En tout cas, nos conférenciers étaient passionnants, très pédagogues, et ont de plus répondu très aimablement à toutes nos questions ; ce compte-rendu ne donne qu'un pâle reflet de leurs très intéressants propos. Merci beaucoup à eux.
Notez dès à présent dans votre agenda que la prochaine conférence organisée par Pénélopée aura lieu le 3 mars : «Design et création textile».
Pour en savoir plus :
http://www.materio.com/
http://www.futurotextiles.com/
http://www.future-shape.com/fr/
http://innovatheque.fr/fr
Solder et jeter ?
À quoi bon acheter un énième pull qui sera tout ramollo au bout de deux lavages ? À quoi bon acheter une énième une petite robe (super soldée bien sûr) qui n'est pas tout à fait à votre taille, puisque non, c'est définitivement fichu, vous n'êtes pas un mannequin de 1m80 taillant un gros 34 ?
Qui se souvient qu'il y a à peine un siècle, au début du vingtième siècle, dans beaucoup de ménages, une seule armoire à deux portes et une commode à quatre tiroirs suffisaient à contenir toute la garde-robe d'une famille de quatre personnes ? Sans parler de l'époque encore plus lointaine où les vêtements étaient enregistrés après décès, par le notaire qui devait régler la succession.
Aujourd'hui, nous aurions, d'auprès l'Institut français de la mode, 35% de vêtements de plus qu'en 1990, nombre qui n'était déjà pas négligeable. Alors que nous n'avons toujours que deux bras, deux jambes, un seul buste à habiller par personne. Mais les usages se sont diversifiés, spécialisés. Même les moins coquets ne pourraient pas aller faire leur jogging avec avec un bon vieux pull un peu usé qui finirait ainsi glorieusement sa carrière. Non, il faut le sweat adapté, assorti au pantalon lui aussi réservé à cet usage, au bandeau, etc. Et les usages sportifs ne sont pas les seuls à «nécessiter» une garde-robe spécialisée.

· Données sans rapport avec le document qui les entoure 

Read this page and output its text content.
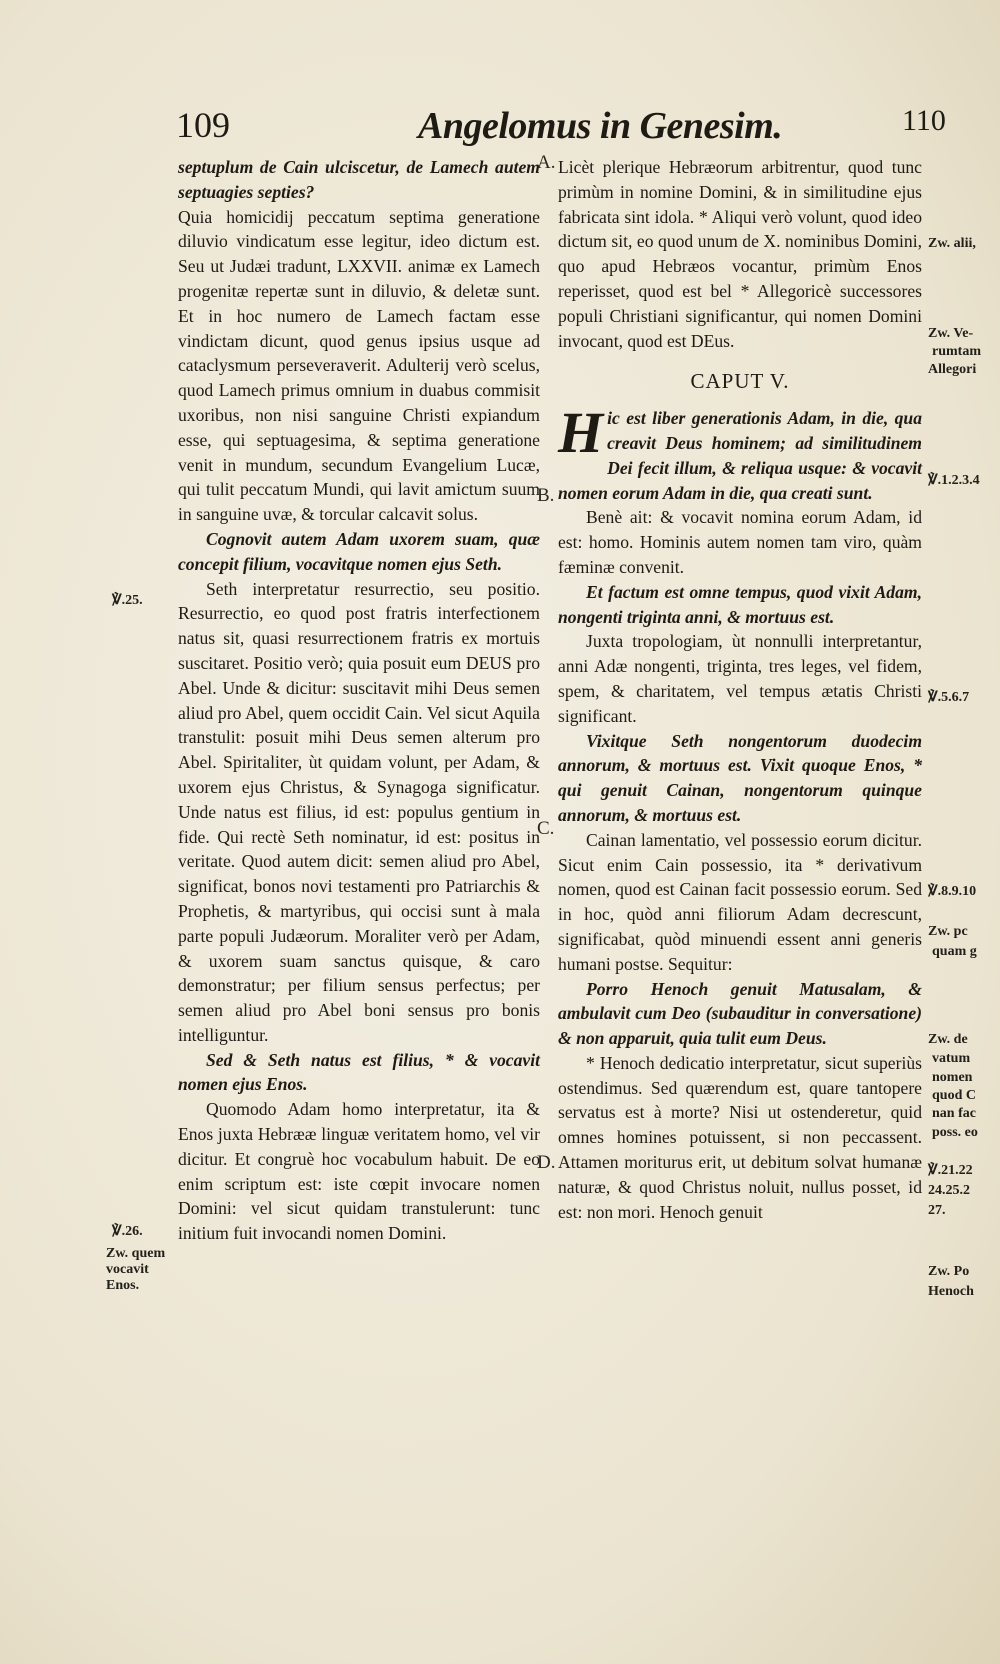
109	Angelomus in Genesim.	110

septuplum de Cain ulciscetur, de Lamech autem septuagies septies?

Quia homicidij peccatum septima generatione diluvio vindicatum esse legitur, ideo dictum est. Seu ut Judæi tradunt, LXXVII. animæ ex Lamech progenitæ repertæ sunt in diluvio, & deletæ sunt. Et in hoc numero de Lamech factam esse vindictam dicunt, quod genus ipsius usque ad cataclysmum perseveraverit. Adulterij verò scelus, quod Lamech primus omnium in duabus commisit uxoribus, non nisi sanguine Christi expiandum esse, qui septuagesima, & septima generatione venit in mundum, secundum Evangelium Lucæ, qui tulit peccatum Mundi, qui lavit amictum suum in sanguine uvæ, & torcular calcavit solus.

Cognovit autem Adam uxorem suam, quæ concepit filium, vocavitque nomen ejus Seth.

Seth interpretatur resurrectio, seu positio. Resurrectio, eo quod post fratris interfectionem natus sit, quasi resurrectionem fratris ex mortuis suscitaret. Positio verò; quia posuit eum DEUS pro Abel. Unde & dicitur: suscitavit mihi Deus semen aliud pro Abel, quem occidit Cain. Vel sicut Aquila transtulit: posuit mihi Deus semen alterum pro Abel. Spiritaliter, ùt quidam volunt, per Adam, & uxorem ejus Christus, & Synagoga significatur. Unde natus est filius, id est: populus gentium in fide. Qui rectè Seth nominatur, id est: positus in veritate. Quod autem dicit: semen aliud pro Abel, significat, bonos novi testamenti pro Patriarchis & Prophetis, & martyribus, qui occisi sunt à mala parte populi Judæorum. Moraliter verò per Adam, & uxorem suam sanctus quisque, & caro demonstratur; per filium sensus perfectus; per semen aliud pro Abel boni sensus pro bonis intelliguntur.

Sed & Seth natus est filius, * & vocavit nomen ejus Enos.

Quomodo Adam homo interpretatur, ita & Enos juxta Hebrææ linguæ veritatem homo, vel vir dicitur. Et congruè hoc vocabulum habuit. De eo enim scriptum est: iste cœpit invocare nomen Domini: vel sicut quidam transtulerunt: tunc initium fuit invocandi nomen Domini.

Licèt plerique Hebræorum arbitrentur, quod tunc primùm in nomine Domini, & in similitudine ejus fabricata sint idola. * Aliqui verò volunt, quod ideo dictum sit, eo quod unum de X. nominibus Domini, quo apud Hebræos vocantur, primùm Enos reperisset, quod est bel * Allegoricè successores populi Christiani significantur, qui nomen Domini invocant, quod est DEus.

CAPUT V.

Hic est liber generationis Adam, in die, qua creavit Deus hominem; ad similitudinem Dei fecit illum, & reliqua usque: & vocavit nomen eorum Adam in die, qua creati sunt.

Benè ait: & vocavit nomina eorum Adam, id est: homo. Hominis autem nomen tam viro, quàm fæminæ convenit.

Et factum est omne tempus, quod vixit Adam, nongenti triginta anni, & mortuus est.

Juxta tropologiam, ùt nonnulli interpretantur, anni Adæ nongenti, triginta, tres leges, vel fidem, spem, & charitatem, vel tempus ætatis Christi significant.

Vixitque Seth nongentorum duodecim annorum, & mortuus est. Vixit quoque Enos, * qui genuit Cainan, nongentorum quinque annorum, & mortuus est.

Cainan lamentatio, vel possessio eorum dicitur. Sicut enim Cain possessio, ita * derivativum nomen, quod est Cainan facit possessio eorum. Sed in hoc, quòd anni filiorum Adam decrescunt, significabat, quòd minuendi essent anni generis humani postse. Sequitur:

Porro Henoch genuit Matusalam, & ambulavit cum Deo (subauditur in conversatione) & non apparuit, quia tulit eum Deus.

* Henoch dedicatio interpretatur, sicut superiùs ostendimus. Sed quærendum est, quare tantopere servatus est à morte? Nisi ut ostenderetur, quid omnes homines potuissent, si non peccassent. Attamen moriturus erit, ut debitum solvat humanæ naturæ, & quod Christus noluit, nullus posset, id est: non mori. Henoch genuit

A.
B.
C.
D.
℣.25.
℣.26.
Zw. quem
vocavit
Enos.
Zw. alii,
Zw. Ve-
rumtam
Allegori
℣.1.2.3.4
℣.5.6.7
℣.8.9.10
Zw. pc
quam g
Zw. de
vatum
nomen
quod C
nan fac
poss. eo
℣.21.22
24.25.2
27.
Zw. Po
Henoch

Bref, cela fait souvent plusieurs centaines de pièces vestimentaires par personne.
Et comme beaucoup de ces matériaux et des coupes industrielles ne sont pas réparables, au premier accroc, hop ! on jette. Les mieux intentionnés les donnent à Emmaüs. Par exemple, beaucoup de vêtements industriels sont taillés sans aucune marge de manœuvre, le tissu coupé au ras de la couture. Prenez quelques centimètres sur les hanches et le vêtement n'est plus portable ni réparable.
Résumons : le nombre de vêtements par personne augmente, la durée de vie de chaque vêtement diminue car on ne répare presque plus. Les quelques retoucheuses que l'on trouve en ville ne pèsent pas grand chose à côté du nombre de professionnels qui étaient occupés par le retraitement du vêtement, soit pour les retailler, les restaurer, les réparer, les reteindre, jusque dans les années 50.
Si je ne suis pas nostalgique des temps de pénurie, je ne suis pas non plus une «Soldes-Addict». D'autant que j'ai souvent l'occasion de constater, dans les ateliers, que beaucoup de personnes n'y connaissent allègrement rien en textile ; pour être précise, les connaissances de base sont le plus souvent limitées aux noms des marques. Mais quid des fibres ? des matériaux ? des textures ? des coupes ? de l'entretien du linge ? des réparations simples que tout un chacun peut réaliser ? C'est aussi cela que l'on peut apprendre au cours des ateliers de Tata Georgette, en s'initiant aux techniques de base de la couture, de la maille pour, au final, mieux connaitre la confection et savoir ce que l'on achète, acheter moins mais de plus belles pièces qui dureront plus longtemps au lieu d'aller finir leur brève carrière dans une déchetterie. À moins, qu'en plus d'une nouvelle armoire, vous ne vous équipiez d'une solution adaptée au rangement du textile. Bon, ben voilà, j'en ai fini avec mon «coup de gueule» annuel anti-soldes.